Worldbuilding: What to do with Your Child During the Summer

by Eric Weiss

There’s nothing bigger than a child’s imagination. That can be a problem if you have to keep that imagination occupied while you figure out what to do with your child during the summer. 

Thankfully, the creative activity of worldbuilding is a great way to keep your kid engaged with worlds that are as limitless as their imagination!

Keep reading to learn how you can worldbuild with your kids, along with some recommendations for follow-up exercises you can use to support their creative education!

What is worldbuilding?

Worldbuilding is exactly what it sounds like. It’s the process of making a fictional world, filled with lost cities, legendary heroes, magic animals, and whatever else you may care to put there (you can learn more in our Worldbuilding 101 blog, or in the FAQ at the bottom of our worldbuilding prompts collection). Worldbuilding is a crucial part of storytelling and role play, and kids do it every day whenever they make up a silly game on the playground. 

In other words, worldbuilding is something your kids already love doing. All you need to do is encourage them to follow their creative instincts – and that’s where a resource like Deck of Worlds can help!

How to start worldbuilding with your child

Worldbuilding is captivating because it’s a source of endless discovery. Your apartment, your backyard, and even your neighborhood will all start to feel familiar after a while. In a fictional world, there’s always something new, something that no one has seen because it hasn’t yet been invented.

That's also why worldbuilding is a good answer to the question of what to do with your child during the summer. You can start by drawing inspiration from the world around you, or you can use a worldbuilding tool or game.

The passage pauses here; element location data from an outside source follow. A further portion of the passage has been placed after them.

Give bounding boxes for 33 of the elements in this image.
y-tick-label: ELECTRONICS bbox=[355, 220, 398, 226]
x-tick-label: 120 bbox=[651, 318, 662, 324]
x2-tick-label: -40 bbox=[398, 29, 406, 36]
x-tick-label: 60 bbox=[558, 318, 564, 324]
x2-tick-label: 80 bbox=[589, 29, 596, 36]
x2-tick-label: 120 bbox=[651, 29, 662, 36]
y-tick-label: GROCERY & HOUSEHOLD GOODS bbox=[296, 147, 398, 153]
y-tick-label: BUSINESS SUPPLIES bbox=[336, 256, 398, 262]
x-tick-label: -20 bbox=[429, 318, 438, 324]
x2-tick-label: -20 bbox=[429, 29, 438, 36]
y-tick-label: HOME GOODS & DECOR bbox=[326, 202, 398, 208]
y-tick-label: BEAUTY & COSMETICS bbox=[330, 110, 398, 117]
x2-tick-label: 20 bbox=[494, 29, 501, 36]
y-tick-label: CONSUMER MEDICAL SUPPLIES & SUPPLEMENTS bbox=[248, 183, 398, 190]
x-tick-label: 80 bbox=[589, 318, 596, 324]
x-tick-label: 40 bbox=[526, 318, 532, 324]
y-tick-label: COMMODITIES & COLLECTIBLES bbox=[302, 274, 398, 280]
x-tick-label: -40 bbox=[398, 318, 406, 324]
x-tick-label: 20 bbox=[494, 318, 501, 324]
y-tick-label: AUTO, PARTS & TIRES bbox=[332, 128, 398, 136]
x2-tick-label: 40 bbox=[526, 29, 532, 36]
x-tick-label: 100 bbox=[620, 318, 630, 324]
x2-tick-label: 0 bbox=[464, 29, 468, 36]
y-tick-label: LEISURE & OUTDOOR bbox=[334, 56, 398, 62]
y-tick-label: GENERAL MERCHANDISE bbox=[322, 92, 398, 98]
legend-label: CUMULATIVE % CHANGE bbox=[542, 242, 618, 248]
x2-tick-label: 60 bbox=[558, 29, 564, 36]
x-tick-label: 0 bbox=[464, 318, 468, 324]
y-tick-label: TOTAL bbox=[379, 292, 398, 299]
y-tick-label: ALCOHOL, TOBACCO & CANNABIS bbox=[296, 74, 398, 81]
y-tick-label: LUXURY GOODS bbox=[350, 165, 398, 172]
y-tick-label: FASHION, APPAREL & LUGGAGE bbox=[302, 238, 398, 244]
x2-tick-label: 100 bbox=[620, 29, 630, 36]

Deck of Worlds is designed to add structure to that process. You draw one card at a time to create a setting. Each new card unlocks new pathways and new points of interest that can be used to expand the world, and your kid will need to follow those paths if they want to know what’s waiting at the end of the trail. See how it works in the demo below!

 

 

You can guide your kid's exploration with a few open-ended questions. Whenever your they draw a card, ask them how the new prompt connects to the world they’ve already created. They’ll start making the ties on their own, while you get to witness the wonder in their eyes as a vast realm unfolds before them!

Author Seth Ring did just that with his own 9-year-old daughter, and captured the entire process in a post on our blog:

"As the cards continued to land, a theme began to appear, and I could see her making the connections between the different landmarks: a town founded by a secret society, farms inhabited by refugees, a dangerous abandoned mine that was home to an outlaw, and a windswept lake where a now extinct animal once lived."

A Deck of Worlds Prompt on a homemade worldbuilding worksheet.

Make sure you read Seth's full guest blog for more tips on worldbuilding with your kid!

Expand on that idea

Once you’ve finished worldbuilding, there are all kinds of fun activities you can do with the setting you’ve created—all good candidates for what to do with your child during the summer. For example, you could use the world as the backdrop for a story, a game, or a basic writing exercise. Encourage your kid to write a letter from a person in their world, or simply ask them to jot down their favorite part of it with a little more detail. What does the setting look like? What do people eat? What kind of animals live there?

If your kid is more artistically inclined, you could instead encourage them to draw a map of their world, or paint a picture of one of the features in it. Ask them to show you what the world looks like, and then let their imagination bring those possibilities to life.

If you're looking for a structured activity, we have an expansion for Deck of Worlds that prompts creations from your child's world. See it in action in the demo below!

 

 

Just give your child the motivation to keep exploring, and then see where inspiration takes them once you open the door!

Make learning fun!

No matter how you choose to do it, worldbuilding is a fun way to help your kid explore their creativity as you figure out what to do with your child during the summer. It’s also a great way to pass the summer months and make the world seem even bigger than it already is. 

There are lots of places waiting to be discovered, and different styles of worldbuilding to experiment with. Try worldbuilding with your kids to start exploring them together!